À la baie de gauche le martyre de saint Étienne est entouré des autres principaux témoins du Christ, les saints Clément, Laurent, Vincent, Denis, Théodore, Georges, Jean-Baptiste, Thomas Becket… À l’opposé, c’est l’œuvre de charité de saint Martin partageant son manteau avec un mendiant et saint Nicolas sauvant des malheureux. Ainsi l’acte d’amour par le partage et le don de soi jusqu’à la mort par le martyre convergent pour donner son sens à la réintégration ultime des hommes au sein de Dieu.

Le portail nord

Le portail nord est consacré à l’Église, peuple de Dieu, à qui est promis la gloire de la divinisation. Sur le trumeau de la baie centrale, l’admirable statue de sainte Anne, mère de la Vierge, est entourée, aux ébrasements, des précurseurs du Christ : au cœur de l’histoire, il y a la mère du Christ, elle-même portée par l’humanité.

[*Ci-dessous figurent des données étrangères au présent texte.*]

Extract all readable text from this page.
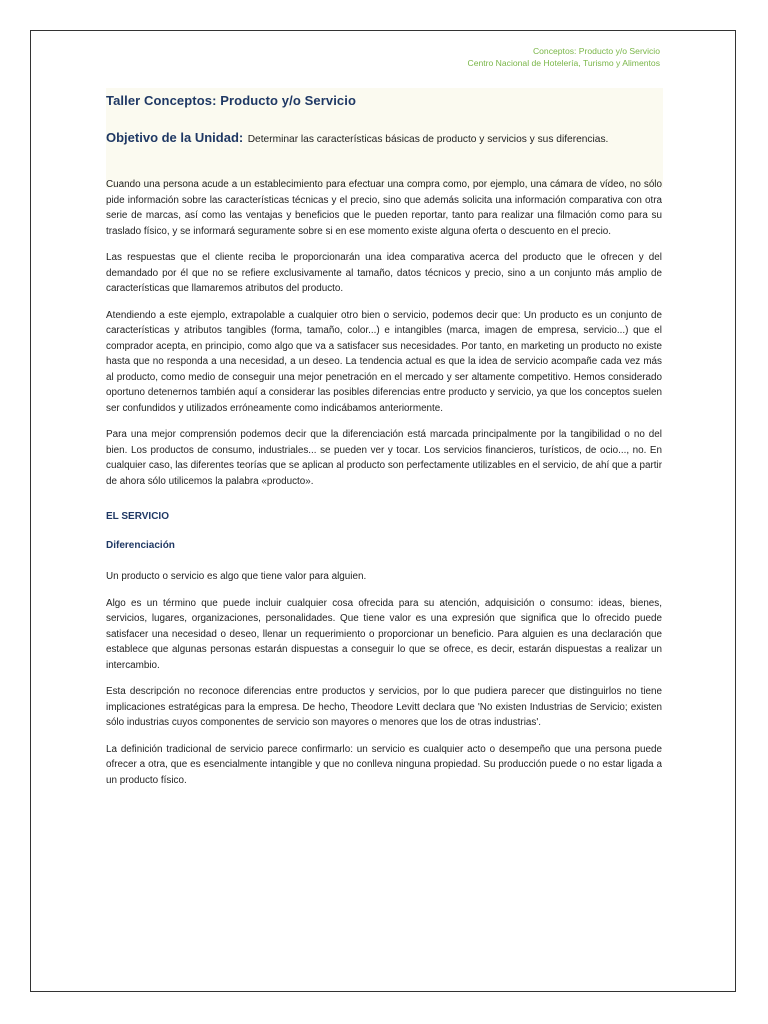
Conceptos: Producto y/o Servicio
Centro Nacional de Hotelería, Turismo y Alimentos
Taller Conceptos: Producto y/o Servicio

Objetivo de la Unidad: Determinar las características básicas de producto y servicios y sus diferencias.

Cuando una persona acude a un establecimiento para efectuar una compra como, por ejemplo, una cámara de vídeo, no sólo pide información sobre las características técnicas y el precio, sino que además solicita una información comparativa con otra serie de marcas, así como las ventajas y beneficios que le pueden reportar, tanto para realizar una filmación como para su traslado físico, y se informará seguramente sobre si en ese momento existe alguna oferta o descuento en el precio.

Las respuestas que el cliente reciba le proporcionarán una idea comparativa acerca del producto que le ofrecen y del demandado por él que no se refiere exclusivamente al tamaño, datos técnicos y precio, sino a un conjunto más amplio de características que llamaremos atributos del producto.

Atendiendo a este ejemplo, extrapolable a cualquier otro bien o servicio, podemos decir que: Un producto es un conjunto de características y atributos tangibles (forma, tamaño, color...) e intangibles (marca, imagen de empresa, servicio...) que el comprador acepta, en principio, como algo que va a satisfacer sus necesidades. Por tanto, en marketing un producto no existe hasta que no responda a una necesidad, a un deseo. La tendencia actual es que la idea de servicio acompañe cada vez más al producto, como medio de conseguir una mejor penetración en el mercado y ser altamente competitivo. Hemos considerado oportuno detenernos también aquí a considerar las posibles diferencias entre producto y servicio, ya que los conceptos suelen ser confundidos y utilizados erróneamente como indicábamos anteriormente.

Para una mejor comprensión podemos decir que la diferenciación está marcada principalmente por la tangibilidad o no del bien. Los productos de consumo, industriales... se pueden ver y tocar. Los servicios financieros, turísticos, de ocio..., no. En cualquier caso, las diferentes teorías que se aplican al producto son perfectamente utilizables en el servicio, de ahí que a partir de ahora sólo utilicemos la palabra «producto».

EL SERVICIO
Diferenciación

Un producto o servicio es algo que tiene valor para alguien.

Algo es un término que puede incluir cualquier cosa ofrecida para su atención, adquisición o consumo: ideas, bienes, servicios, lugares, organizaciones, personalidades. Que tiene valor es una expresión que significa que lo ofrecido puede satisfacer una necesidad o deseo, llenar un requerimiento o proporcionar un beneficio. Para alguien es una declaración que establece que algunas personas estarán dispuestas a conseguir lo que se ofrece, es decir, estarán dispuestas a realizar un intercambio.

Esta descripción no reconoce diferencias entre productos y servicios, por lo que pudiera parecer que distinguirlos no tiene implicaciones estratégicas para la empresa. De hecho, Theodore Levitt declara que 'No existen Industrias de Servicio; existen sólo industrias cuyos componentes de servicio son mayores o menores que los de otras industrias'.

La definición tradicional de servicio parece confirmarlo: un servicio es cualquier acto o desempeño que una persona puede ofrecer a otra, que es esencialmente intangible y que no conlleva ninguna propiedad. Su producción puede o no estar ligada a un producto físico.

À la baie de droite, le Jugement de Salomon et l’épreuve de Job, signes des divisions et souffrances que traverse l’histoire humaine, et que relate l’Ancien Testament. Au tympan de gauche, les scènes de l’Incarnation montrent la naissance de l’Église à travers celle d’un Dieu qui se fait homme. Au centre, la promesse que cette histoire conduit à la gloire : l’Église est couronnée. Les voussures du porche complètent cet énoncé grandiose de l’histoire du Salut en énumérant les grandes étapes de la Création du monde, les signes du zodiaque et les activités des mois, la vie active et la vie contemplative, les Béatitudes, les Vices et les Vertus…, tout ce monde grouillant de l’humanité en marche vers le bonheur ultime que célèbre le couronnement du peuple de Dieu, symbolisée, au tympan central, par la participation de la Vierge Marie à la gloire du Christ ressuscité.

Il s’agit donc d’un programme d’une immense envergure, qui retrace l’histoire humaine, de la souffrance biblique à l’espérance évangélique, complété par celle des saints et des hommes anonymes qui prient ou travaillent, dans un discours très positif, dont la cohérence théologique globale a souvent été négligée.

Plusieurs ateliers de sensibilité différente ont travaillé à ces sculptures, dont la quantité et la qualité nous étonnent encore. Certains ont un goût antiquisant, avec des formes d’une noblesse presque rigide, en tout cas d’une belle sobriété. D’autres recherchent davantage le mouvement, osant des attitudes de contrapposto, des gestes animés, une puissance expressive nouvelle dans les visages. Sous le ciseau des uns et des autres, la sculpture chartraine atteint dans ces portails un humanisme plein de noblesse, de douceur et de maturité, signe d’une société tendue vers un avenir d’espérances.